A hearing before the North’s senior coroner has heard an admission that PSNI Special Branch visited an interrogation suite where a Strabane republican was found dead four years ago.
John Brady’s family was told he had taken his own life after he was found dead in a consultation room in the custody suite at Strand Road barracks.
His family refused to believe that he would have taken his own life in October 2009 because he was due to be released from prison five weeks later. The 40-year-old’s death was then the subject of a report by the Police Ombudsman, which was dismissed as a “whitewash” by his sister.
At an inquest hearing on Friday, Coroner John Leckey heard claims that two members of PSNI Special Branch may have attempted to recruit Brady as an informer in the hours before he died. He ruled the involvement of the PSNI in Brady’s last hours must be investigated before an inquest can be held.

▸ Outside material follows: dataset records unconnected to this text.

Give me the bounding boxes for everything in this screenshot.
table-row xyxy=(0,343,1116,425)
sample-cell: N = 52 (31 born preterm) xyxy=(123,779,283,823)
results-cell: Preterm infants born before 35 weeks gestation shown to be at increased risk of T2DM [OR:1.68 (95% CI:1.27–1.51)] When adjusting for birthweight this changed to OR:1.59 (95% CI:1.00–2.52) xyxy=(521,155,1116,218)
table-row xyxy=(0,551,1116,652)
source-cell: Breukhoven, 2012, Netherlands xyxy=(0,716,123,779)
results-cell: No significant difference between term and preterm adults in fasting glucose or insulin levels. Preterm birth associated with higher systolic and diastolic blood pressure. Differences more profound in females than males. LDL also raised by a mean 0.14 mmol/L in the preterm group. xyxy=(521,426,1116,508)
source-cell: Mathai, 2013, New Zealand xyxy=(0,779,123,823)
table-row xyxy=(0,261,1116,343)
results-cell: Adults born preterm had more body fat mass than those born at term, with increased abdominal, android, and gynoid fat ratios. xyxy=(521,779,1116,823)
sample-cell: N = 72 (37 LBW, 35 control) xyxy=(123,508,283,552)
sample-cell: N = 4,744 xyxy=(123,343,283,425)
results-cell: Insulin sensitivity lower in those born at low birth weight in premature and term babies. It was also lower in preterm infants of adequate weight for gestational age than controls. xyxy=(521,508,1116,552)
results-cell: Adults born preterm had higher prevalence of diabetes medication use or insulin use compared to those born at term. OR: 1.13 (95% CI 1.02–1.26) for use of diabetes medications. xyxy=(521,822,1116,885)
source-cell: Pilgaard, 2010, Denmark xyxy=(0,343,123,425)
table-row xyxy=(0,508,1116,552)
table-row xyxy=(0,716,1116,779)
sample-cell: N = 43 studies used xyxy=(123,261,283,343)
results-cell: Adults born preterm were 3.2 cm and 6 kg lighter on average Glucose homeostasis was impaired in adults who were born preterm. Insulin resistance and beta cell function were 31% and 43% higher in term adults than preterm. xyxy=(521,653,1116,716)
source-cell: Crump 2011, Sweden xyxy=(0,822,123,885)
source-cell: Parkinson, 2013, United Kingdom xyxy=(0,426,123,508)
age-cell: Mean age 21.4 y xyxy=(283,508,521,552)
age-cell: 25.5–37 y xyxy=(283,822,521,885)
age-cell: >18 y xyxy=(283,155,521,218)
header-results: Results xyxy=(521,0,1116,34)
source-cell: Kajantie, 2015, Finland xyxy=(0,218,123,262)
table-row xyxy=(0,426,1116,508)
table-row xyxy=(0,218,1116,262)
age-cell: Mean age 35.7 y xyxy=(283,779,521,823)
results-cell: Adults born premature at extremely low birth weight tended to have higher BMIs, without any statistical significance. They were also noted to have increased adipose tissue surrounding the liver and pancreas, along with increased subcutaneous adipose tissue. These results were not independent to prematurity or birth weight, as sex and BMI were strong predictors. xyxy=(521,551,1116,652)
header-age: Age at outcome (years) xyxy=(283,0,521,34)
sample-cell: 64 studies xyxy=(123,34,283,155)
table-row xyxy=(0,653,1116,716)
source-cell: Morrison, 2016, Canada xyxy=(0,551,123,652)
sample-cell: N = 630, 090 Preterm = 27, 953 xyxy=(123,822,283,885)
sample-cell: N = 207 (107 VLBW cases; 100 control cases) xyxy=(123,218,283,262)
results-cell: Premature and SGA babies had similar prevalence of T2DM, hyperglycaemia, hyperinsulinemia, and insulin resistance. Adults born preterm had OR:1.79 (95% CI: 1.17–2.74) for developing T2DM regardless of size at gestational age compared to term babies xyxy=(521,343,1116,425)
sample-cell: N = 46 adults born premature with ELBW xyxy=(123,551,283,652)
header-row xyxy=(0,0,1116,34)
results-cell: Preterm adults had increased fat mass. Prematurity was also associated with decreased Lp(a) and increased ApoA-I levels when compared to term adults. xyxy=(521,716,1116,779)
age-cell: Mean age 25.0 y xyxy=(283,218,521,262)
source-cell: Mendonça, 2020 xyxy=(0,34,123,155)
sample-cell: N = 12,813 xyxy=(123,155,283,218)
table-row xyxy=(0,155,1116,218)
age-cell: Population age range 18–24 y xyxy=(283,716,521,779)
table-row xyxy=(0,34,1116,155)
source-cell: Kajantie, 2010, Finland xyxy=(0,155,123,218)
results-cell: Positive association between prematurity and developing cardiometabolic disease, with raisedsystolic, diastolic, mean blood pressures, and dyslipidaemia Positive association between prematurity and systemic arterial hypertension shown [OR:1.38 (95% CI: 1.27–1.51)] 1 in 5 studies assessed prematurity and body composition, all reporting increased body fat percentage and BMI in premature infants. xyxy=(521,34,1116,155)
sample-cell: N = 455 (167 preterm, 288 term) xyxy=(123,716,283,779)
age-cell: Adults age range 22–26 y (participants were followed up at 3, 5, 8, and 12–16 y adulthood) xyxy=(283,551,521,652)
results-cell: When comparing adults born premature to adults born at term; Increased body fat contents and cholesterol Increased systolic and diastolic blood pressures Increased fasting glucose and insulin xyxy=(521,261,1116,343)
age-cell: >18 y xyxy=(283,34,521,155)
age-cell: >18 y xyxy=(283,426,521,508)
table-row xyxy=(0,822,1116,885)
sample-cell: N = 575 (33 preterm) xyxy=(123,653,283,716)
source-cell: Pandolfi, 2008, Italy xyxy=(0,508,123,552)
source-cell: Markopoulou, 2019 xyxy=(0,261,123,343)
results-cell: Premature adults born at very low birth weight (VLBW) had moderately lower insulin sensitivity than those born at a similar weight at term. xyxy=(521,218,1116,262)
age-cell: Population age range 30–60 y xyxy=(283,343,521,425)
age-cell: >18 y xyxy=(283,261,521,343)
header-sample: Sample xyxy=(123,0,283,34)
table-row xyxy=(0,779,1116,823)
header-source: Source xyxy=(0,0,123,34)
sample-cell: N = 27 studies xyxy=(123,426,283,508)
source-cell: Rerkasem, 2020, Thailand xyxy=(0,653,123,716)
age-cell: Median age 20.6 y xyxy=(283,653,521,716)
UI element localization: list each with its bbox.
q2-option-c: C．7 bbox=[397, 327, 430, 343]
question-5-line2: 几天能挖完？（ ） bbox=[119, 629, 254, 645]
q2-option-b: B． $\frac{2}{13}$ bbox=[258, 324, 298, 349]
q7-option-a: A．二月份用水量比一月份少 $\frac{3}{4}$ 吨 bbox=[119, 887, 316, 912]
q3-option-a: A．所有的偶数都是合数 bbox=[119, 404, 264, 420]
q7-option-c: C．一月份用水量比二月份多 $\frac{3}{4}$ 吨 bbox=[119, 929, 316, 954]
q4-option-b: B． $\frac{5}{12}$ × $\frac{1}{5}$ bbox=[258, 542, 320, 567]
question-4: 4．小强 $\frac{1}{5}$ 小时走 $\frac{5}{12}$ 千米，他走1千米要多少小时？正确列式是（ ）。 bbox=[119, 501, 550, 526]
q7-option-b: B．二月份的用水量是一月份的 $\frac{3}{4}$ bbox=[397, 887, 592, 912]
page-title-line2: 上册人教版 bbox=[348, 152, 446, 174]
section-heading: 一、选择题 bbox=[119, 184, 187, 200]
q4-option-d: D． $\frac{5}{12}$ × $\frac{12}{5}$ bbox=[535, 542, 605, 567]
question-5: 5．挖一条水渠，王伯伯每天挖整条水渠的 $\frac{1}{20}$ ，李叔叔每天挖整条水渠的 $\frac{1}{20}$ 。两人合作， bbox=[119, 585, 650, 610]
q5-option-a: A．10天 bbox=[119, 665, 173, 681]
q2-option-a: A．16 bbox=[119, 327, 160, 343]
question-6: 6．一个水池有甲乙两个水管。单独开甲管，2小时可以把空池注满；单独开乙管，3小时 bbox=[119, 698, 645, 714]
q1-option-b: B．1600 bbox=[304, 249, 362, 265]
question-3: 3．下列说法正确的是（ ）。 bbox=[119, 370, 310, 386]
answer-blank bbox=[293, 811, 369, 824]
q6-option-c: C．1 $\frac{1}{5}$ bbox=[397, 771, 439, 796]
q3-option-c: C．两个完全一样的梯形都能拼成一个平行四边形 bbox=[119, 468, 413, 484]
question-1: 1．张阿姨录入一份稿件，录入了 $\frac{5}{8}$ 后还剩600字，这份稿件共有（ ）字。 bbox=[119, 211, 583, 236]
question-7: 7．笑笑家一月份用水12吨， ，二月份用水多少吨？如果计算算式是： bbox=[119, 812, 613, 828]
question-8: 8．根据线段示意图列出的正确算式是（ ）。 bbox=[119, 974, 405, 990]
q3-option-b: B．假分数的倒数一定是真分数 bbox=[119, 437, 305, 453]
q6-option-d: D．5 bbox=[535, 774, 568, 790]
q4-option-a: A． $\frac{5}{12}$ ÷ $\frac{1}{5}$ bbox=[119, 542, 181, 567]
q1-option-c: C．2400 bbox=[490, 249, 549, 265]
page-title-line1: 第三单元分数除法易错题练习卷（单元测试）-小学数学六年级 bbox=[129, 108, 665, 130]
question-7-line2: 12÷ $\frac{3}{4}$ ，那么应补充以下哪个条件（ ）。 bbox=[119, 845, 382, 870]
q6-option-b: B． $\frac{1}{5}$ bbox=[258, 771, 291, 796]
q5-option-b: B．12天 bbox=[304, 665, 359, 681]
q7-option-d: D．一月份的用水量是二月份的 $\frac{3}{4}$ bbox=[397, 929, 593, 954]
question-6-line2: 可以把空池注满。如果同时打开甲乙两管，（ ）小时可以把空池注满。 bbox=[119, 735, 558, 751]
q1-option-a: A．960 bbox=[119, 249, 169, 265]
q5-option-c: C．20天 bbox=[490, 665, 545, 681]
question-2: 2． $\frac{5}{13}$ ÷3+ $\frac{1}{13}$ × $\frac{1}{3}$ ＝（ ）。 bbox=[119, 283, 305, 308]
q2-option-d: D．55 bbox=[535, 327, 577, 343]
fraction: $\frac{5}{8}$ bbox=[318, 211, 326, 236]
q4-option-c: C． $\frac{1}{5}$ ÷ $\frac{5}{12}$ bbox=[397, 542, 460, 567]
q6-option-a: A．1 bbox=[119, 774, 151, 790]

The inquest had been due to be heard on November 4, but the new developments could see it pushed back for months.
At a preliminary hearing in Belfast, a representative for the Police Ombudsman accepted that members of ‘C3’ -- the new name for Special Branch -- had been present in the interrogation rooms on the day Mr Brady died. The issue was raised after the lawyer representing Mr Brady at the time of his death, John Finucane, wrote to the coroner to relay the allegations. Mr Finucane said he was made aware about the presence of the Special Branch police informally when he attended a police disciplinary into his client’s death in custody.
The coroner ruled that all the proceedings of the police’s disciplinary hearing should be transcribed so the court could examine them. Noting that the transcription would take four weeks, Mr Leckey warned that the scheduled start date of November 5 would be missed, and it could be a year before the inquest would begin.
John Brady was released from prison under the terms of the 1998 Good Friday Agreement, but was returned to jail in 2008 by an order of the then British Direct Ruler, Shaun Woodward. Prior to his death, he said publicly that his “war was over.” He had told his family that he planned to start a new life in Donegal to avoid “further harassment by the PSNI.”
At his funeral, a full republican military salute saw a volley of shots fired over his coffin.